Joan Ferran
Diputado en el Parlament.
Los más optimistas sostienen que las campañas electorales sirven para acercar las propuestas políticas a la ciudadanía; para estimular a la buena gente para que vaya a las urnas. También dicen que invitan a pensar y que tienen, entre sus objetivos, dar a conocer y contrastar las diversas opciones partidarias. Otros, en cambio, sueñan con números y pugnar por reconquistar porcentajes de votos huérfanos que no tienen destino claro. ¡Dicen tantas cosas sobre este tema! Y.... ¡se omiten tantas!
Creo sinceramente que el ciudadano es, en general, curioso. Le gusta saber qué hay detrás de cada sigla, proyecto, palabra o candidato. Le complace opinar con conocimiento de causa o, en todo caso, no quiere aparecer delante de amigos y conocidos como una persona sin criterio. Quiere informarse y ser informado. De acuerdo, pero es en las convocatorias electorales cuando, desafortunadamente, el circo político ofrece su peor espectáculo en la calle. Y, por cierto, no siempre lo hace ni con los mejores guiones ni con sus figuras o actores más relevantes.
La crisis económica está aquí, la desafección hacia la política y los políticos que no resuelven los problemas, también. Van juntos. Algunos pretenden que sublimemos las frustraciones del presente prometiéndonos una Arcadia donde no existirán las primas de riesgo ni las enfermedades de los mercados. Nos venden el paraíso sin darse cuenta que las emociones temerarias, sin norte, provocan flojera en las piernas cuando llega la cruda realidad.
Pues bien, ha empezado la campaña electoral y, con ella, la confusión entre cargos institucionales y candidatos.
Ha empezado la campaña electoral y, con ella, el uso partidista de los medios de comunicación públicos, con el complemento habitual de algunos medios privados agradecidos.
Ha empezado la campaña electoral y, con ella, una publicidad institucional bajo sospecha en la que símbolos y emociones están al servicio del Govern.
Ha empezado una campaña electoral y, con ella, los mimos a los niños, las caricias a las abuelas, las visitas exprés a los mercados y las 'sonrisas profident'.

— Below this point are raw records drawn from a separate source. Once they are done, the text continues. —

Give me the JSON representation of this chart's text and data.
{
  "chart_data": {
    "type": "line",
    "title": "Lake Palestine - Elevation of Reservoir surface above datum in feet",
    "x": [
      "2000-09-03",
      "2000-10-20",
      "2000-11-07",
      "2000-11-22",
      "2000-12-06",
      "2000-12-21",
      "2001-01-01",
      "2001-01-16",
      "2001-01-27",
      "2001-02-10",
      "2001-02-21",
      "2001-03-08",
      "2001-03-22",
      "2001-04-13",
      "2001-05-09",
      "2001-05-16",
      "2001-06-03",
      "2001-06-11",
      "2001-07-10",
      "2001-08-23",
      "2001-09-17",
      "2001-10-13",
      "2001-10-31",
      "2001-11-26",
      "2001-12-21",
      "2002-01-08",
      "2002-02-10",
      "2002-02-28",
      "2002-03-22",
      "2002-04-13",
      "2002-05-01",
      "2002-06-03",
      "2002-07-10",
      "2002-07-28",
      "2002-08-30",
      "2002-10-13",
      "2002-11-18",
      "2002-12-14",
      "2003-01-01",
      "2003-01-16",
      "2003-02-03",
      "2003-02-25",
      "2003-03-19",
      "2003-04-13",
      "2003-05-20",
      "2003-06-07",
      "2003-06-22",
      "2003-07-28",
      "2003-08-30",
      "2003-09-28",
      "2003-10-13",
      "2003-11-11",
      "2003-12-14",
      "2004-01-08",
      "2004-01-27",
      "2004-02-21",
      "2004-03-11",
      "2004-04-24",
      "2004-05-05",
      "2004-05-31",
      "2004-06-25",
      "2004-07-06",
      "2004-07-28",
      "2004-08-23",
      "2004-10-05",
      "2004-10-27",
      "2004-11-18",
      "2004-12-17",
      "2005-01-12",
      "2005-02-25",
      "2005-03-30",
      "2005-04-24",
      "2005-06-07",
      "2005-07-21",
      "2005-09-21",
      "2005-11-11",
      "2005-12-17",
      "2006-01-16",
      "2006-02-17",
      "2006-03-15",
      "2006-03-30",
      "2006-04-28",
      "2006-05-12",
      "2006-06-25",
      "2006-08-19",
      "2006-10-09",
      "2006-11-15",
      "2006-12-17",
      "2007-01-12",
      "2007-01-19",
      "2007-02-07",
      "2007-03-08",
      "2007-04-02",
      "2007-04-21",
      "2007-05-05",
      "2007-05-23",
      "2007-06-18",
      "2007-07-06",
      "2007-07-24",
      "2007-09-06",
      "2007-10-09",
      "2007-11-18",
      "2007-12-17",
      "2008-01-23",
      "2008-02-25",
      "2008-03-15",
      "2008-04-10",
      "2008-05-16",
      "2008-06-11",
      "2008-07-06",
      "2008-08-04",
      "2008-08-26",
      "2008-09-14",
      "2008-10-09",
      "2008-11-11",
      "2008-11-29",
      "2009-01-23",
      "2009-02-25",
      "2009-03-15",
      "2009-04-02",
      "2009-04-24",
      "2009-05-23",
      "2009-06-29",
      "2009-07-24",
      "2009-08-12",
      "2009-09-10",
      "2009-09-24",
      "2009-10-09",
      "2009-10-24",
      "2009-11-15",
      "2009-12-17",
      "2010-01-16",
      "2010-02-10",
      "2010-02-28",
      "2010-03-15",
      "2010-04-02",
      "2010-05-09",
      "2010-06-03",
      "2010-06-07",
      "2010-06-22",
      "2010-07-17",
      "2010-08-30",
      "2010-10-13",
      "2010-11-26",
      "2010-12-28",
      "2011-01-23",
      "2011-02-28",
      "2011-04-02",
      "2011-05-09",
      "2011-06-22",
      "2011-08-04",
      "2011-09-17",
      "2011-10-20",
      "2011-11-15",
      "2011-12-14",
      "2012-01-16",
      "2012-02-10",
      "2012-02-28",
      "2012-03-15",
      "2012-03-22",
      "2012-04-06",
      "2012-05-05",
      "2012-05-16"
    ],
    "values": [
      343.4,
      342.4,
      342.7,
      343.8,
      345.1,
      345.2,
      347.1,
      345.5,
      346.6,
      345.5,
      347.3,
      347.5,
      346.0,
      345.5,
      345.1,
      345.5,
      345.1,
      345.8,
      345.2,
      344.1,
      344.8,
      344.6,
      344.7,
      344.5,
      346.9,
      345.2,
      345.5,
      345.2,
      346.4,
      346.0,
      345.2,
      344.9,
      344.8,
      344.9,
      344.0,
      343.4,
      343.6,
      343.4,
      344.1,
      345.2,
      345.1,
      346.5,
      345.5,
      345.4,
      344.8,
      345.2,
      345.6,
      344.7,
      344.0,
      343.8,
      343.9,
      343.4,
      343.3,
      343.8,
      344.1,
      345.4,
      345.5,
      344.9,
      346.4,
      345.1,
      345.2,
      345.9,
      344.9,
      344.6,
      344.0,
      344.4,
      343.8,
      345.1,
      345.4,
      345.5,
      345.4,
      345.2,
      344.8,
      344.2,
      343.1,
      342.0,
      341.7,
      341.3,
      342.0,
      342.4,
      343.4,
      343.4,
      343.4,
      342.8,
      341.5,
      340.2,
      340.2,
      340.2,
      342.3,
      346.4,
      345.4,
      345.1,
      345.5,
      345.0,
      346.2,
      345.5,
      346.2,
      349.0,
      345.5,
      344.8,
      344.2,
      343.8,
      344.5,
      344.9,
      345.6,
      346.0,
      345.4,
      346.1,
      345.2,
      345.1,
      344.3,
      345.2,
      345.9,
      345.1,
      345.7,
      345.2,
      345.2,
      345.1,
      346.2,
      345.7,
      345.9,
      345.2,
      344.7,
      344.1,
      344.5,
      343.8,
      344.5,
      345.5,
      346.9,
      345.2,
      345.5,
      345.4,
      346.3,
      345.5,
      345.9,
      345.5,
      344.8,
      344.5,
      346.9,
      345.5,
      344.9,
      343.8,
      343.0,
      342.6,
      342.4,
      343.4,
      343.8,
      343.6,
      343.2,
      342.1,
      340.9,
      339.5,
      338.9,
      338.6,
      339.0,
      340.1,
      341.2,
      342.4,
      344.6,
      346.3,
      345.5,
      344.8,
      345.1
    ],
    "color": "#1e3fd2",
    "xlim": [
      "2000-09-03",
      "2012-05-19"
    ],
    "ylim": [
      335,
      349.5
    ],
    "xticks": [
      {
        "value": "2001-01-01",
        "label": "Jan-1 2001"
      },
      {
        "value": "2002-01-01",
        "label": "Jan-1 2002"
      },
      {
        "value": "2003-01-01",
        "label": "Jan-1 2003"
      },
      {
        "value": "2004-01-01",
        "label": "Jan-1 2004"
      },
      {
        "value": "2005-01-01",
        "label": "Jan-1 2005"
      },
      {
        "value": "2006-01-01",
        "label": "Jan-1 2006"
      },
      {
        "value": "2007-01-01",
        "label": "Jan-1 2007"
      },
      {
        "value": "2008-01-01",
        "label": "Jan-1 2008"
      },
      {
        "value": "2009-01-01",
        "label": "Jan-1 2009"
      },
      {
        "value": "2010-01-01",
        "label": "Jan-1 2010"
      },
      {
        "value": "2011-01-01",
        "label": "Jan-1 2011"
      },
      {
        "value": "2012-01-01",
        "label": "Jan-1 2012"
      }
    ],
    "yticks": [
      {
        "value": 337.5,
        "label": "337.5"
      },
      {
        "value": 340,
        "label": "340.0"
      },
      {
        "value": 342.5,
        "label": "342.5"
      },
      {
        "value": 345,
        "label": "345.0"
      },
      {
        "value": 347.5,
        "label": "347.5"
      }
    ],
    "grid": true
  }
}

Ha empezado la campaña electoral y, con ella, las ruedas de prensa reactivas, vacías, sin tema. Es tiempo de reparto de flores, globos, caramelos y gadgets baratos.
Ha empezado la campaña electoral y, con ella, los exabruptos. También están aquí los desafíos, las insinuaciones malévolas y la guerra sucia vía e-mail o tuit anónimo.
Ha empezado la campaña electoral y, con ella, las promesas y medidas milagro, los mensajes simples y lacónicos dirigidos más a las emociones que a la razón.
Ha empezado la campaña electoral y, con ella, se pactarán los debates televisivos a dos, a tres o a más. Debates encorsetados y pautados para que nadie salga demasiado mal parado. Ganará quien sea capaz de decir la frase política más oportuna y acertada.
Ha empezado la campaña electoral y, con ella, los bloques electorales que los profesionales de los medios de comunicación públicos rechazan y critican 'ad nauseam'.
Ha empezado la campaña electoral que se cerrará, para variar, con mítines llenos de banderas, serpentinas, luces y artistas invitados.
¿Servirá todo ello para estimular la participación? ¿Los carteles colgados en las farolas encenderán la curiosidad de nuestros ciudadanos? ¿La publicidad nos hará leer, con curiosidad, el programa electoral de algún partido? ¿Soportaremos el tedioso debate de los números dos de las listas? ¿Qué sacaremos del debate de los números uno?...
A menudo, la distancia entre el ciudadano y la política es algo más simple que el rechazo a la corrupción o a las promesas incumplidas... El desencanto de muchos se complementa con un 'déjà vu' nada estimulante y monótono.